I'm guessing the butterfinger is for the boy part. http://www.dreammoods.com says invisible means feelings of not being noticed or recognized for what is important to you. You feel you are being overlooked. Alternatively, the dream indicates that you are trying to withdraw from the realities of life. In this case, I didn't see him but I didn't overlook him. But, since I was shopping on my own I could have been trying to withdraw from the realities of life. However, he was invisible in a store we haven't needed for him in a long time and visible again when we left it.
Back story: The past week and a half he has found a video of him that Josh's mom gave me for Christmas combined with our wedding video. He's insisted on watching both. The wedding video as we speak I think the invisible Zach in my case represents that he's no longer a baby and hasn't been in a while. Seeing the video of him as a baby makes me miss him as a baby.

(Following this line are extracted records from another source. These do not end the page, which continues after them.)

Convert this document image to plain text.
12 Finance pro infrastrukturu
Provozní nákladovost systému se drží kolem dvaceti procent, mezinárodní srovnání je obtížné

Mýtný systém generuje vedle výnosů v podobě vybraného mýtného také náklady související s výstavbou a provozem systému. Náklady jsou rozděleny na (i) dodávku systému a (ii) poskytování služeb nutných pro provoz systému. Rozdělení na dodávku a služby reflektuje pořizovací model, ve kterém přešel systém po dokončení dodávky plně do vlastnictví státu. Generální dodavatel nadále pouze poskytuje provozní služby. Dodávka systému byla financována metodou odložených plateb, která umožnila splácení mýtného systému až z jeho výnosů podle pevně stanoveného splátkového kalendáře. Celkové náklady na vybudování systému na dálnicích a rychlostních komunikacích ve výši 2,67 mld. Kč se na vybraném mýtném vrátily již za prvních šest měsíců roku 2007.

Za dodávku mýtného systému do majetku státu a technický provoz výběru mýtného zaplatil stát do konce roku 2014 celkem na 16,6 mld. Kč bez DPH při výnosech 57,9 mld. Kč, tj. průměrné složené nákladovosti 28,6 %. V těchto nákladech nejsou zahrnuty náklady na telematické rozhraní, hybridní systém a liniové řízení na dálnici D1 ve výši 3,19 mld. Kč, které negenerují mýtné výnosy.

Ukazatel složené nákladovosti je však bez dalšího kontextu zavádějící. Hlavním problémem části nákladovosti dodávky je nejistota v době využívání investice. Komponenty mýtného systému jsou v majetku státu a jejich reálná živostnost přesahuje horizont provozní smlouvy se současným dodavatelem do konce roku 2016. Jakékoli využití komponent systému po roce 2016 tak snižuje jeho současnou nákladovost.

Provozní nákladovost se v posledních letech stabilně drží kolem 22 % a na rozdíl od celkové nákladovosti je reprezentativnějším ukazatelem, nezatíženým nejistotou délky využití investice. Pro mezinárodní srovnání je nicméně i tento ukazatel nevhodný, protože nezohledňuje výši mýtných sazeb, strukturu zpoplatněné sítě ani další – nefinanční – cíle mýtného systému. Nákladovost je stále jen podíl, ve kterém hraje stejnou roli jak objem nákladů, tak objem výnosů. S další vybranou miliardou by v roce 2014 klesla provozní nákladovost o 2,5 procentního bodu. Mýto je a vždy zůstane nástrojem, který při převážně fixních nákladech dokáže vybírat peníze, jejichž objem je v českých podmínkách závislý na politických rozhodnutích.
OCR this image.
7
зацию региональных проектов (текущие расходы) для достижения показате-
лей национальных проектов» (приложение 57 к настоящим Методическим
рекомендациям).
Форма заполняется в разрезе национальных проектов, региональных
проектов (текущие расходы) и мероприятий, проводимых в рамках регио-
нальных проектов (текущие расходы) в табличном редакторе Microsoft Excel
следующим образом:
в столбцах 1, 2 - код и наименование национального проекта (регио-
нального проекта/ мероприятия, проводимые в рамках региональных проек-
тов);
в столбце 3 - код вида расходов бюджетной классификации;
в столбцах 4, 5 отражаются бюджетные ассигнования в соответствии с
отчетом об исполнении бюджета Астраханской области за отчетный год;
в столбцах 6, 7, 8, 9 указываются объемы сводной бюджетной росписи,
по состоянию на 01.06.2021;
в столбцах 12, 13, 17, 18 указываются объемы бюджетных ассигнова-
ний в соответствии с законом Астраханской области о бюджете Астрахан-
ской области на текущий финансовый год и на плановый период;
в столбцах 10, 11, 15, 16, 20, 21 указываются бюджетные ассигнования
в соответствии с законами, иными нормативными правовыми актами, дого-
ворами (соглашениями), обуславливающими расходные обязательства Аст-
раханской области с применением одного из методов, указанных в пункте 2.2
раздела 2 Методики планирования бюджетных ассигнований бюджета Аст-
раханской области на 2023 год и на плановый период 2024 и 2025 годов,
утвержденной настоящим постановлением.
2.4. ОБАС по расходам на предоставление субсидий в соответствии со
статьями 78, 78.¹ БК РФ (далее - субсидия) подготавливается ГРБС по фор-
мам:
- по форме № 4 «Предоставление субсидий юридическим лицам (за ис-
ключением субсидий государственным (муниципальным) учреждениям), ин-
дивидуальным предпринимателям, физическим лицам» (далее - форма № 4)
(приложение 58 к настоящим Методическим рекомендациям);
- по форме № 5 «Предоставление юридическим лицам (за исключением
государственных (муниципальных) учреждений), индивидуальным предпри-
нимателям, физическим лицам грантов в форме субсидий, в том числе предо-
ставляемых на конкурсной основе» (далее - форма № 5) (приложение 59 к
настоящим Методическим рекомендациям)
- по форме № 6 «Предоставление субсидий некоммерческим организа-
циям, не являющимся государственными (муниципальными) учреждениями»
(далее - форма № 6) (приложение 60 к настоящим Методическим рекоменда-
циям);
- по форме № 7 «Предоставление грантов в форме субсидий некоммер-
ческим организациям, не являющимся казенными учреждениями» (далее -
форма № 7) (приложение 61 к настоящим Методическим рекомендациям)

Back to the water: Could the water in the first dream mean I have to acknowledge my feelings? in this context, I don't think so. I've already acknowledged me fear of the unknown. I've also acknowledged my protectiveness of Zach. Maybe it means I need to move on from missing him as a baby and appreciate him now. But I already do that. I talk all the time about how I love watching him grown and change and learn new things. Could it be a change in my way of life? I wasn't aware there was a change but I do dream about pools a lot because with the OCD and GAD I really hate big changes and take a while to adjust to them. But the only change is more exercise has been effective with the diet. My nutritionist says that waist loss is more true then weight loss because you can gain pounds in muscle as you exercise and I lost 4" off my waist since the start of the diet. Escaping responsibility? Zach, my biggest responsibility is with me the entire time. Knowledge that is deep or mysterious. Well, the water was over flowing and there were a lot of pools but what do I know so much about? I'm not a "professional" in anything other then parenting. Help with that from readers would be appreciated.
But the pregnancy/maternal thing might not be far off. Zach only wears a diaper at night now and that will change probably some time in October. He had an accident the first two days but not since. Yesterday, we engaged in a battle that lasted more then an hour. He didn't have to go but it was a 45 minute drive home from the cabin. He also held it in because he was having fun with Grandma and Pop. Mommy was the one to finally get him to budge. He said "big trucks" because we saw some on the drive up so I told him he might see more but we can't leave until he goes pee pee. It worked instantly. I can't ignore the pregnancy thing though since it goes back to he was a baby at some point in both dreams. I'm not pregnant now but maybe my dreams are telling me there will be another baby in our future. Babies have appeared in other dreams lately and Zach holding the butterfinger (he's only had 6 m&m's in his life) might mean another boy in our future.